An example of the power of fractionation by SPE is shown in Figure 8. Here, a complex sample of a dry powder [purple grape drink mix] is easily separated into four fractions: a fraction of just the polar compounds, a purified red compound, a purified blue compound, and a fraction containing all the remaining very non-polar compounds. You will see elsewhere in this book how very powerful this capability can be.

Figure 8: Sample Preparation by SPE

For a more detailed discussion of sample fraction by SPE see page 125 in the Method Development section.

4. Trace Concentration [Enrichment] of Very Low Level Compounds

Analysts today often need to report on compounds at far lower concentration levels than ever before, as little as parts per trillion [ppt] and even lower. Typically these levels are lower in the neat sample than the sensitivity capability of the analytical instruments.
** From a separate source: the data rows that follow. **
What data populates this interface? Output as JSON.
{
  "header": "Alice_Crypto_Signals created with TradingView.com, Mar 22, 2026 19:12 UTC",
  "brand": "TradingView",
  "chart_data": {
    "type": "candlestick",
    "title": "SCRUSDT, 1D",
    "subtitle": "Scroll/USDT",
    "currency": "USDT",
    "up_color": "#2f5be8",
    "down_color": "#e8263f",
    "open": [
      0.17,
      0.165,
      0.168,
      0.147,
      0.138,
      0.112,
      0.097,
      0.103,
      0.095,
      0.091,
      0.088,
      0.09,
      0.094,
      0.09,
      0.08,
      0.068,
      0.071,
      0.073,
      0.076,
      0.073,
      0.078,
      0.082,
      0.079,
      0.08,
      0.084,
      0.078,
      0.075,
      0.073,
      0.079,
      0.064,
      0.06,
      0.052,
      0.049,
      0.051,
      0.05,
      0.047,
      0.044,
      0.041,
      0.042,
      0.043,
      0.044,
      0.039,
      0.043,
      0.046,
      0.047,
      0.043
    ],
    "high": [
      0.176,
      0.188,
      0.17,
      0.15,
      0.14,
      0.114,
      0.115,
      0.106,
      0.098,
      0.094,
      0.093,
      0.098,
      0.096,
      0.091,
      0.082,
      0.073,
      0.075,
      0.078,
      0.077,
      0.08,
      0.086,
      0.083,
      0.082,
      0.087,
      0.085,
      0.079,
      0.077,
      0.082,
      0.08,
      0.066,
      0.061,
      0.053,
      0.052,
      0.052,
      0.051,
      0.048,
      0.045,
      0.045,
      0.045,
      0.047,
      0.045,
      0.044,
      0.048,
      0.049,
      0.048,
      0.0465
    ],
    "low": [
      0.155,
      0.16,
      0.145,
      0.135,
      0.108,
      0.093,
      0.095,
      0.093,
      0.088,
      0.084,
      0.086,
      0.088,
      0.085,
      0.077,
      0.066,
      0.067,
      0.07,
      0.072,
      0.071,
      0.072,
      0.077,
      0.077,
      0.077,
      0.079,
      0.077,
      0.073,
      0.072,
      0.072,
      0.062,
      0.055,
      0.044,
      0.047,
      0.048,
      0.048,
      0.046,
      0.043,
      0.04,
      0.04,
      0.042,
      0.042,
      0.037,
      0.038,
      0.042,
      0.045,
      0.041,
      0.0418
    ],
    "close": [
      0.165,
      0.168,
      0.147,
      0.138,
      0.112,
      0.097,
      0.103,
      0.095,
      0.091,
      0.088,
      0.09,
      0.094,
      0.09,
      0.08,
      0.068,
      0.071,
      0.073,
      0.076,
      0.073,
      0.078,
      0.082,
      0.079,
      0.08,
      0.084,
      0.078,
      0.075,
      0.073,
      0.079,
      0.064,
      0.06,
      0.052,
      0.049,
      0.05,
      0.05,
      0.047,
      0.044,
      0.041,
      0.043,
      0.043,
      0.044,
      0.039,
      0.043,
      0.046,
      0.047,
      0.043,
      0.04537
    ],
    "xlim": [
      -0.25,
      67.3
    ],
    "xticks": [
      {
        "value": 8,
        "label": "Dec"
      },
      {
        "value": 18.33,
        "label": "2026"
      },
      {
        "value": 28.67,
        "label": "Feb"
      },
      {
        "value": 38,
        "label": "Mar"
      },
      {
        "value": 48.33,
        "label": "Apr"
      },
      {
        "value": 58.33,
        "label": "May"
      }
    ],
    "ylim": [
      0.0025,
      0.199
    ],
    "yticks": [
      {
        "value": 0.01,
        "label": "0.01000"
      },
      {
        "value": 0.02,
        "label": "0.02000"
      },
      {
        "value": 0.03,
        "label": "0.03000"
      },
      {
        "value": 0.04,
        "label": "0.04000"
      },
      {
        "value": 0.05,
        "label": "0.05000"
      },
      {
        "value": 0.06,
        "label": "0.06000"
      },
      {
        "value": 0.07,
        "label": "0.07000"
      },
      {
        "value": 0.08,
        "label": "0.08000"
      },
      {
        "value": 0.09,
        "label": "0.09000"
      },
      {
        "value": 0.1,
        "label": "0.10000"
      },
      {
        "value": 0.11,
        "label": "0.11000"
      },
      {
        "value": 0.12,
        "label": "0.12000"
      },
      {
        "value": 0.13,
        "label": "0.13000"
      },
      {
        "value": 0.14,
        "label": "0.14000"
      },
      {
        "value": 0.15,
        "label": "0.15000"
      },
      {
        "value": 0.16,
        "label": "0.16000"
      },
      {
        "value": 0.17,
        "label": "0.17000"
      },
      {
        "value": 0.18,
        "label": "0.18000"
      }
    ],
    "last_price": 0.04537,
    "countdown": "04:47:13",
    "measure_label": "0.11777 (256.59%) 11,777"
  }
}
A good example of this is the analysis for trace contaminants in environmental samples or metabolite development over time in biological fluids. The upper trace in Figure 9 shows the poor response of the original neat sample for the compound of interest. Using the same analytical conditions but with the sample prepared with SPE used in a trace concentration strategy, the lower trace shows a dramatic increase in signal strength for this compound. With this result, an accurate calculation of the original compound concentration in the neat sample can be made.

Figure 9: Example of Trace Concentration

Without the retention capability of chromatographic packing materials in SPE, the ability to trace concentrate a specific compound[s] would be very difficult, if not impossible, with other sample preparation approaches.

Summary

As we’ve seen, an SPE device with a chromatographic bed can perform four critical functions to make the analysis of the sample more successful. See Figure 10.

Figure 10: The Power of SPE

In this book, we have endeavored to provide all of the SPE fundamentals and success techniques derived from scientists from all over the world who have counted on this technology in the past thirty years. Today, scientists are finding SPE more useful than ever in solving difficult sample preparation and analytical problems.

We hope this book will enable you to understand and master the capabilities of SPE, so that you too can put the power of this technology to use in your laboratory.